Because of the high demands for saving the environment, Sam Houston State Director of Career Services Pam Laughlin presented the “Green Jobs, Green Careers” Expo in the Lowman Student Center with hopes of raising awareness on how to think globally and have a career at the same time.
The event presented potential green jobs for the future and showed how these jobs will benefit the planet for students curious about potential career opportunities in the new and innovative field.
The event was geared not only toward students and environmentalists, but also to returning SHSU alumni, and unemployed, unskilled workers.

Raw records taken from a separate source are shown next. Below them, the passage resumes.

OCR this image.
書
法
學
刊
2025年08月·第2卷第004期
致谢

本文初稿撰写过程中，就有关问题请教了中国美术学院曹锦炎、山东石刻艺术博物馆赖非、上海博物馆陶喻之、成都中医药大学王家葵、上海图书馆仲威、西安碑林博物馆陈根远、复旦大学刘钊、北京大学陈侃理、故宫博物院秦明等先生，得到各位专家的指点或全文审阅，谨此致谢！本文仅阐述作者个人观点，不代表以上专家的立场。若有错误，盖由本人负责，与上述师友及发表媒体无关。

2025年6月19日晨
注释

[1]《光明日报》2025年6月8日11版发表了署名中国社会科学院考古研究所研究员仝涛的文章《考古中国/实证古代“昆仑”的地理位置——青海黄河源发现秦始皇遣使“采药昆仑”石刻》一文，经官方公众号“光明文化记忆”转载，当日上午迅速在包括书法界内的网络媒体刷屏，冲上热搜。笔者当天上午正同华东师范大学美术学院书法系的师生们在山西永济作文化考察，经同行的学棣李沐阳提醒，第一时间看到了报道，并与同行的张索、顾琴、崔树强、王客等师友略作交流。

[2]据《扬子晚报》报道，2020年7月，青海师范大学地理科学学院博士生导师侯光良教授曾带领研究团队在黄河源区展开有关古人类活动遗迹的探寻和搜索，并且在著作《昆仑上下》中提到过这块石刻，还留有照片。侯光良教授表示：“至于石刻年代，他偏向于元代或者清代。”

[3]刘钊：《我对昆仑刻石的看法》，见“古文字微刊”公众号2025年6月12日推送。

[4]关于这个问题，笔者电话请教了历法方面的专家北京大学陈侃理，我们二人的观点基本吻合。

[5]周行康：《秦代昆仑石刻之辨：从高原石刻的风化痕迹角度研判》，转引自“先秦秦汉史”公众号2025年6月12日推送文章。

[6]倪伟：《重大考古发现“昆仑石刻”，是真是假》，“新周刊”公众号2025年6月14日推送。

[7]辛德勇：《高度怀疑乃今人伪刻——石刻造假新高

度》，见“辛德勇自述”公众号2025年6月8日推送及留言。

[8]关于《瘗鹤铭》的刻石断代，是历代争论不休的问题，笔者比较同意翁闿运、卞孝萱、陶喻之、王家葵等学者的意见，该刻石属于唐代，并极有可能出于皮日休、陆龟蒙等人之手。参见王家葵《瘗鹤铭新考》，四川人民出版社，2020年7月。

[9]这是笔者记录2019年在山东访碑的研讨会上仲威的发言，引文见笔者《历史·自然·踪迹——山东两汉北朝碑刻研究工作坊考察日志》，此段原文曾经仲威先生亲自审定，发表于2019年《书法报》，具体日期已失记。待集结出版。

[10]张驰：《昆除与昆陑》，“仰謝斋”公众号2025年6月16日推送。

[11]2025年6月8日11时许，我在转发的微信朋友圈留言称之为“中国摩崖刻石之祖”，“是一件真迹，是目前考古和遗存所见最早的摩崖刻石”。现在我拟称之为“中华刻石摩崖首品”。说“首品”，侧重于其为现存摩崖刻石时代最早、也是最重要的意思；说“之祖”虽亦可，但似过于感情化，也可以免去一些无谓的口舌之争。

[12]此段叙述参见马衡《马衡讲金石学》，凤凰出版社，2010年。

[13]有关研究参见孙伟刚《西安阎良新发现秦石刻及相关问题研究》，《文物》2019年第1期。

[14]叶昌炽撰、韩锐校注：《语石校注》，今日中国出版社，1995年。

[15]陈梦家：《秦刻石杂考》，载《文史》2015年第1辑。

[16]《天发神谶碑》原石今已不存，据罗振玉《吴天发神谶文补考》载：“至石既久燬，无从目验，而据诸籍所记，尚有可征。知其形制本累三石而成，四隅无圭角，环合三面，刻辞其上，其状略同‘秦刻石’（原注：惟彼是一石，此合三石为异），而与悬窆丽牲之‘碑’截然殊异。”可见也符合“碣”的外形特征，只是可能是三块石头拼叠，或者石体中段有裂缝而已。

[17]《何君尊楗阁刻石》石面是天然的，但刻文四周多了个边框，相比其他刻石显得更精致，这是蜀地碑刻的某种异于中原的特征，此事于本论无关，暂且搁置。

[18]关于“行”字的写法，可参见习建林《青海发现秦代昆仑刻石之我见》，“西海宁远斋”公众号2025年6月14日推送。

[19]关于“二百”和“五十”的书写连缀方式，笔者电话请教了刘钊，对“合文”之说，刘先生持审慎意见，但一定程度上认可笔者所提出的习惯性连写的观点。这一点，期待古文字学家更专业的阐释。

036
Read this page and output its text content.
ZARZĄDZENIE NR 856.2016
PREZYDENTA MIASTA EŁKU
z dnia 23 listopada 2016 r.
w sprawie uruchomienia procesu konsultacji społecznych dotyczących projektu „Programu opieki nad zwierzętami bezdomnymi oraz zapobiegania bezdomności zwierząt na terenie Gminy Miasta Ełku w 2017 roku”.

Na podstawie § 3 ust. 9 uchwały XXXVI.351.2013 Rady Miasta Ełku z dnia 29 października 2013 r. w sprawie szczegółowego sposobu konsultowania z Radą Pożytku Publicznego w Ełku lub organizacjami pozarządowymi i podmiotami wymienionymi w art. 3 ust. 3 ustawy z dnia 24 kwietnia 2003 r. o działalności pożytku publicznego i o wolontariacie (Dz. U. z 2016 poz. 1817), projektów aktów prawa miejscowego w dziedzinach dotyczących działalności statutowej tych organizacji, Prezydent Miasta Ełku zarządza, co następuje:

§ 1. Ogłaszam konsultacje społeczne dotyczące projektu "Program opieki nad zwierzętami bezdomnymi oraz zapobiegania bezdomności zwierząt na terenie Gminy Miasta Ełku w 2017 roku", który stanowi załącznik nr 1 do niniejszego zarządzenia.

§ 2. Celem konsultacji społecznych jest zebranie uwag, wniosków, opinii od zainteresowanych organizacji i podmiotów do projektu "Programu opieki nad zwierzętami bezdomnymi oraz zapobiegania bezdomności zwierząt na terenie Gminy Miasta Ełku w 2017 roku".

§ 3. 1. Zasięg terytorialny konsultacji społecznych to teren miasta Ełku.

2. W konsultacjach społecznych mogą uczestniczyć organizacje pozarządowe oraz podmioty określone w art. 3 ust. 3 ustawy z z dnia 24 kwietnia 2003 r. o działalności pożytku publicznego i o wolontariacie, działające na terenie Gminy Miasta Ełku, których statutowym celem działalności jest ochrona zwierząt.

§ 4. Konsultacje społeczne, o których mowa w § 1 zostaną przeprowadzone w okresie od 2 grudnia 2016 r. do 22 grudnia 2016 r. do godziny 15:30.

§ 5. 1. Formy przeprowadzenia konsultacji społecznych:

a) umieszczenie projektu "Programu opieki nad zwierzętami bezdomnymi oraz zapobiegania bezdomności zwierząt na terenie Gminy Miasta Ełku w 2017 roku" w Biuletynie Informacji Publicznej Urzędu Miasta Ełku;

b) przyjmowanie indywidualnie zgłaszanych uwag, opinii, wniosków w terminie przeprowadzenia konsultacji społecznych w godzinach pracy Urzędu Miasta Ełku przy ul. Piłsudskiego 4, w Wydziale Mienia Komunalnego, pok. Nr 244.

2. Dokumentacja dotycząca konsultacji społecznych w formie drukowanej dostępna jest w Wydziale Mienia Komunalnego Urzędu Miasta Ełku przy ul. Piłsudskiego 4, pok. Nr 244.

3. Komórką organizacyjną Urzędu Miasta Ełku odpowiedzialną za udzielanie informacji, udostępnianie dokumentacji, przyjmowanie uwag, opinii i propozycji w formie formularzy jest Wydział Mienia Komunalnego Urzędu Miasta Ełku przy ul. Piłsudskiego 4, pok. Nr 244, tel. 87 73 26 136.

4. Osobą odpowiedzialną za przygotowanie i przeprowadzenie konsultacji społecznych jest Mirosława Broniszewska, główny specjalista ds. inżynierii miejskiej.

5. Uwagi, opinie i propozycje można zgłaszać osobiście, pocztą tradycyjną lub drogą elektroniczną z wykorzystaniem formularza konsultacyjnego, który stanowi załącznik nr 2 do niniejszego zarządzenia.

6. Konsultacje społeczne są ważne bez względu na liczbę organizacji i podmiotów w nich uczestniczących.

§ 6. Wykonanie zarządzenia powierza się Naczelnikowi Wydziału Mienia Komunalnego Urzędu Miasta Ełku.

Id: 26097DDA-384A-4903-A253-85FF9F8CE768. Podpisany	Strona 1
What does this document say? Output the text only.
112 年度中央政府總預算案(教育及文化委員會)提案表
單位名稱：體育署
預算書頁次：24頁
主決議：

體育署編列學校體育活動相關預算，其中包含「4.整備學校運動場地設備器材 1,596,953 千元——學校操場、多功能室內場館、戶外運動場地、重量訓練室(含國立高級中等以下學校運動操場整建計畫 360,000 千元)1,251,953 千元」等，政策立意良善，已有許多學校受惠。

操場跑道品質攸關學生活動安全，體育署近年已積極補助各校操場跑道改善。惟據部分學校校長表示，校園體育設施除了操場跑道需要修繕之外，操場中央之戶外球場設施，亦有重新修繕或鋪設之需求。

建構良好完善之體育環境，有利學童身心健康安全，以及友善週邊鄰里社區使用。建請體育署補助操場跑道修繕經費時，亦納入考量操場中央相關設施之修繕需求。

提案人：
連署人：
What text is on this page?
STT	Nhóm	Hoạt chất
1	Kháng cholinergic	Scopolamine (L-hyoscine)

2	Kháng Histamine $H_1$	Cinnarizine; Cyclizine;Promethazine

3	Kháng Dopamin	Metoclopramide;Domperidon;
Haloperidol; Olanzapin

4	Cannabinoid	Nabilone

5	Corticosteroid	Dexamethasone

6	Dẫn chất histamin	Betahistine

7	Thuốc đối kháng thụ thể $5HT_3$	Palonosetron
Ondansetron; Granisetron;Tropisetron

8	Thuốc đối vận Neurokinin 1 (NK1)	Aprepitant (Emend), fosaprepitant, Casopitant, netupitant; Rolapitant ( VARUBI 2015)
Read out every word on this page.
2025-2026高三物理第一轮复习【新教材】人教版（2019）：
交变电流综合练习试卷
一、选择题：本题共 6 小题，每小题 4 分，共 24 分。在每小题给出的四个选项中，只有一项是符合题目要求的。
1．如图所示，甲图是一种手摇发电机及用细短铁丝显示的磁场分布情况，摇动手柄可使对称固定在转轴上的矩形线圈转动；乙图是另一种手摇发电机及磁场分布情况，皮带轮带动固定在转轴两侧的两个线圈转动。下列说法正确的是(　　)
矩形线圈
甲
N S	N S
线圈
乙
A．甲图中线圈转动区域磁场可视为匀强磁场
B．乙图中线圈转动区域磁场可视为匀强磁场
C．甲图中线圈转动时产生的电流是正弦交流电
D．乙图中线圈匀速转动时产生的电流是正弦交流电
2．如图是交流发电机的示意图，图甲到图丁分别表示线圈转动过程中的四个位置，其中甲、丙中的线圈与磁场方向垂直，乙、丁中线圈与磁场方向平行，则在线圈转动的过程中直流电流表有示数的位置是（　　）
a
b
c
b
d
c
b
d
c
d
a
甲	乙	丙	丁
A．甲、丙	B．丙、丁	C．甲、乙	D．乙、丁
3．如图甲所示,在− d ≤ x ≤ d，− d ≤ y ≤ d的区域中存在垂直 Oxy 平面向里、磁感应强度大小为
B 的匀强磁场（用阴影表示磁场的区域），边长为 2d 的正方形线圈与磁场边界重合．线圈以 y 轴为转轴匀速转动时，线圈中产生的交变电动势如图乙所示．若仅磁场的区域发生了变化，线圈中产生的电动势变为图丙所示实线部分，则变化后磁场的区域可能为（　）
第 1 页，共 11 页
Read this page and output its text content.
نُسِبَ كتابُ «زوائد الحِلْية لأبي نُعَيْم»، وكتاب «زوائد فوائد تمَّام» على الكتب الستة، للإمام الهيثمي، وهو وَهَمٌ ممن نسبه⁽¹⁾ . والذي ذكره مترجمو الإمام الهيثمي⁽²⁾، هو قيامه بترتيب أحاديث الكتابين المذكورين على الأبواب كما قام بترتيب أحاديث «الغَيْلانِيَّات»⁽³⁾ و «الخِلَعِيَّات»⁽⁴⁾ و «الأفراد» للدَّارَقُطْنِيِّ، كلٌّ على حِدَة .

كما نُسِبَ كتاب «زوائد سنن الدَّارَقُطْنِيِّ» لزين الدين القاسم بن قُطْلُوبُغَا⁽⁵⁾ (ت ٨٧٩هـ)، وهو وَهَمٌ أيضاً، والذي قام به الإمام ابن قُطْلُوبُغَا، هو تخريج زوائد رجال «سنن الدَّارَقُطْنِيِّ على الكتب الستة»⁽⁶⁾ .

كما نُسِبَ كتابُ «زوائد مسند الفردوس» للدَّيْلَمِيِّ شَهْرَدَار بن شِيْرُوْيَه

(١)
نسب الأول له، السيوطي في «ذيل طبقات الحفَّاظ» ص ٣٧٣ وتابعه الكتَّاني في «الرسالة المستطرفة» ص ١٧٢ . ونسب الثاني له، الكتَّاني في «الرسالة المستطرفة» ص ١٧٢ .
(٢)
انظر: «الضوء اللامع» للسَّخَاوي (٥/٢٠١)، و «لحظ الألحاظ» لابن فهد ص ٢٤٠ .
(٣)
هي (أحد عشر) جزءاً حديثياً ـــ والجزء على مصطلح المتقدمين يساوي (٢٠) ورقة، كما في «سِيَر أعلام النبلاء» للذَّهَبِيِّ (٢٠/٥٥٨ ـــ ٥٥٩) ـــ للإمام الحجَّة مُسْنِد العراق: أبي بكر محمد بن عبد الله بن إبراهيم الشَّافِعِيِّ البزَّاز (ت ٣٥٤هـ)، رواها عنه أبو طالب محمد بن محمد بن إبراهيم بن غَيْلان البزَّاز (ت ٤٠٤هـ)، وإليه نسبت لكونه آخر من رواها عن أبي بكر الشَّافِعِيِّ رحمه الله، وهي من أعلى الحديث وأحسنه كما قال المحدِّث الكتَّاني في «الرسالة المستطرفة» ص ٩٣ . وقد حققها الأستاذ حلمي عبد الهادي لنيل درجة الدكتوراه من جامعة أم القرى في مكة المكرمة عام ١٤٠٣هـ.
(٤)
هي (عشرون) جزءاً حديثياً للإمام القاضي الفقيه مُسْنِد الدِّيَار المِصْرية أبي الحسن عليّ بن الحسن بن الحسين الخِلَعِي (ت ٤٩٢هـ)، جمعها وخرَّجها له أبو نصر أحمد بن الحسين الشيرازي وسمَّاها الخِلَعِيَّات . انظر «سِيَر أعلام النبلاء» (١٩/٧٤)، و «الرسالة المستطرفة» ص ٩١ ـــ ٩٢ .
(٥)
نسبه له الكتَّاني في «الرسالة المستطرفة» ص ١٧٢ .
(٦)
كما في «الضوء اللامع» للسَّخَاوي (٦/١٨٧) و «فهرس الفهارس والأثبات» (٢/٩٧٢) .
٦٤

“It’s a pardoned shift over in our employment needs and the students can be prepared for the job market,” Laughlin said. “It not only benefits students in environmental science, biology and chemistry, but also students majoring in other fields as well.”
About 35 students attended the Career Expo and the next Green Careers Expo is scheduled for some time in the spring semester of 2009.
With public awareness about environmental issues growing each year, the government has also gotten involved with incentives to help Americans transition into the newly-emerging sector. The Green Jobs Act of 2007 was introduced by Representatives Hilda Solis (D-Calif.) and John Tierney (D-Mass.) to help establish job training that helps slow down the hazards of global warming and create energy efficient jobs. The act, which was signed by President Bush in late 2007, provides a budget of $125 million a year to help create jobs and address the shortages that are impairing growth in green industries.